Your best friend Sally, a land whale, is unfortunately down in the dumps for some reason. What do you do? Now, don’t think too long about it, I’ll just tell you. You go on an adventure to shoot things and cavort with Death himself in order to find a trinket that may raise Sally’s spirits. Ikk is a good friend like that, see? And so begins GoNNER, a 2D platform/shooting game so devilishly difficult that it truly deserves its roguelike status.
Dropping you into a dark world every time you play, literally – its visuals are essentially just pastel-coloured characters and outlines of levels on a black background – GoNNER is the type of game in which death comes around very frequently. It’s supposed to be that way though – at least until you’ve started to master it – and with levels being procedurally generated, you don’t mind so much as you’re presented with a new challenge every time you play.
As little Ikk, you navigate each level from left to right, climbing up walls and either jumping on the heads of your enemies or shooting them with whichever weapon you have available to defeat them. To progress to a new level you jump into the mouth of a strange worm-like creature to emerge in pastures new, ready to take up the challenge once again.
It’s a simple and familiar formula, made to feel refreshingly unique by the game’s abstract visual style and general air of mystery. Free of any dialogue, tooltips or tutorials, GoNNER makes you fend for yourself. Throughout your adventure you’ll discover a small arsenal of alternative heads, weapons and abilities, but what they do will never be spelled out for you; you’ll have to just try them and see.
This ambiguity is both GoNNER‘s main strength and weakness. Many players will love that it doesn’t tell you anything, forcing you to play and work things out for yourself, which is initially perplexing but ultimately highly rewarding. Others will dislike it for the same reason, being turned off by the fact that the game doesn’t offer any guidance whatsoever. Some things it doesn’t tell you about are quite major components too, such as its scoring system which adds a whole new element to the gameplay for those who like to do a bit of scorechasing.
Whenever you begin a new game of GoNNER, initially, you can’t score any points at all. Once you’ve killed enough enemies however, one of them will drop a glyph. Collect the glyph and from that point on you’ll score a point for every enemy you kill. Kill enough enemies and another glyph will drop, which when collected will mean you’ll get two points for every enemy you kill. See where this is going?

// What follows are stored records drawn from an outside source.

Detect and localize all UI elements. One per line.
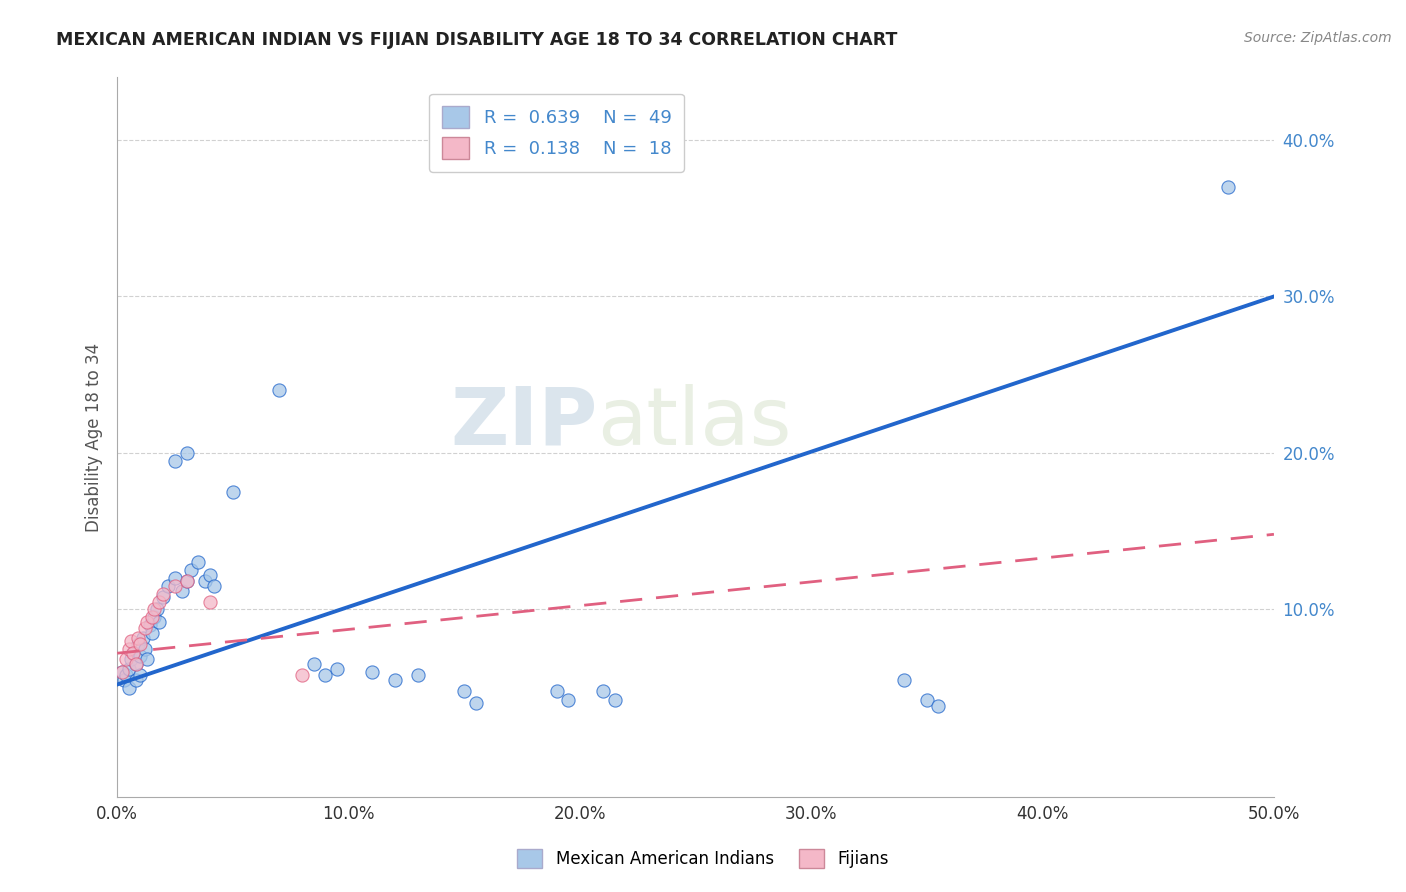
Point: [326, 662, 349, 676]
Point: [176, 446, 198, 460]
Point: [198, 568, 221, 582]
Point: [122, 646, 145, 660]
Point: [118, 641, 141, 656]
Point: [152, 590, 174, 604]
Point: [157, 579, 180, 593]
Point: [170, 583, 193, 598]
Point: [546, 683, 568, 698]
Point: [129, 668, 152, 682]
Point: [406, 668, 429, 682]
Point: [893, 673, 915, 687]
Point: [603, 693, 626, 707]
Point: [302, 657, 325, 672]
Point: [176, 574, 198, 589]
Point: [180, 563, 202, 577]
Point: [269, 384, 291, 398]
Point: [143, 602, 166, 616]
Point: [131, 631, 153, 645]
Point: [384, 673, 406, 687]
Point: [129, 637, 152, 651]
Text: ZIP: ZIP: [450, 384, 598, 462]
Y-axis label: Disability Age 18 to 34: Disability Age 18 to 34: [86, 343, 103, 532]
Point: [314, 668, 336, 682]
Point: [198, 594, 221, 608]
Point: [145, 602, 167, 616]
Point: [141, 610, 163, 624]
Point: [127, 631, 149, 645]
Point: [134, 641, 156, 656]
Point: [592, 683, 614, 698]
Point: [222, 485, 245, 500]
Point: [194, 574, 217, 589]
Point: [115, 652, 138, 666]
Point: [152, 587, 174, 601]
Point: [115, 668, 138, 682]
Point: [163, 454, 186, 468]
Point: [120, 652, 142, 666]
Point: [915, 693, 938, 707]
Point: [120, 633, 142, 648]
Legend: Mexican American Indians, Fijians: Mexican American Indians, Fijians: [510, 842, 896, 875]
Legend: R =  0.639    N =  49, R =  0.138    N =  18: R = 0.639 N = 49, R = 0.138 N = 18: [429, 94, 685, 172]
Point: [129, 649, 152, 664]
Point: [118, 681, 141, 695]
Point: [125, 657, 148, 672]
Point: [136, 615, 159, 629]
Point: [557, 693, 579, 707]
Text: Source: ZipAtlas.com: Source: ZipAtlas.com: [1244, 31, 1392, 45]
Point: [202, 579, 225, 593]
Point: [187, 556, 209, 570]
Point: [360, 665, 382, 679]
Point: [453, 683, 475, 698]
Point: [927, 699, 949, 714]
Point: [118, 662, 141, 676]
Point: [127, 637, 149, 651]
Point: [143, 610, 166, 624]
Point: [148, 594, 170, 608]
Point: [112, 673, 135, 687]
Point: [138, 618, 160, 632]
Point: [125, 673, 148, 687]
Text: atlas: atlas: [598, 384, 792, 462]
Point: [291, 668, 314, 682]
Point: [176, 574, 198, 589]
Point: [111, 665, 134, 679]
Point: [136, 652, 159, 666]
Point: [141, 625, 163, 640]
Point: [464, 696, 486, 710]
Point: [1216, 180, 1239, 194]
Text: MEXICAN AMERICAN INDIAN VS FIJIAN DISABILITY AGE 18 TO 34 CORRELATION CHART: MEXICAN AMERICAN INDIAN VS FIJIAN DISABI…: [56, 31, 897, 49]
Point: [125, 657, 148, 672]
Point: [122, 646, 145, 660]
Point: [163, 571, 186, 585]
Point: [163, 579, 186, 593]
Point: [148, 615, 170, 629]
Point: [134, 621, 156, 635]
Point: [111, 665, 134, 679]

It’s this scoring mechanic that will gravitate you towards playing GoNNER on a regular basis, even once you have managed to somehow “complete” it. Its pick up and play gameplay is great for short bursts of challenging action, and it lends itself ideally to the pursuit of ever chasing your high score. There’s even a daily challenge, allowing players to complete one level that’s identical for everyone so that they can truly display their prowess.
Aside from its secrecy, the only other aspect of GoNNER that can be a bit of a turn off is the process of dying.
When you get hit, losing one of your few precious lives in the process, your body becomes separated from your head. Without a head you have a brief window of invulnerability before a replacement miraculously spawns on you, but if you collect your head before then you can continue on your merry way immediately. In the heat of battle, however, it’s often hard to see that you’ve even been hit, let alone where your skull is. This results all too often in you springing back to life to promptly die again because you weren’t even fully aware that you’d died in the first place.
Regardless of this minor grievance, if you’re after a game that’s fun to pick up and play, GoNNER is well worth the asking price. Its unique visuals, great soundtrack and wonderfully responsive controls make it a title you’ll go back to again and again; perfect for a portable device like the Switch. If, however, you have little patience for hard games and those that don’t spoon-feed you information, it’s probably best you steer clear. You’ll probably end up throwing your Switch out of a window otherwise.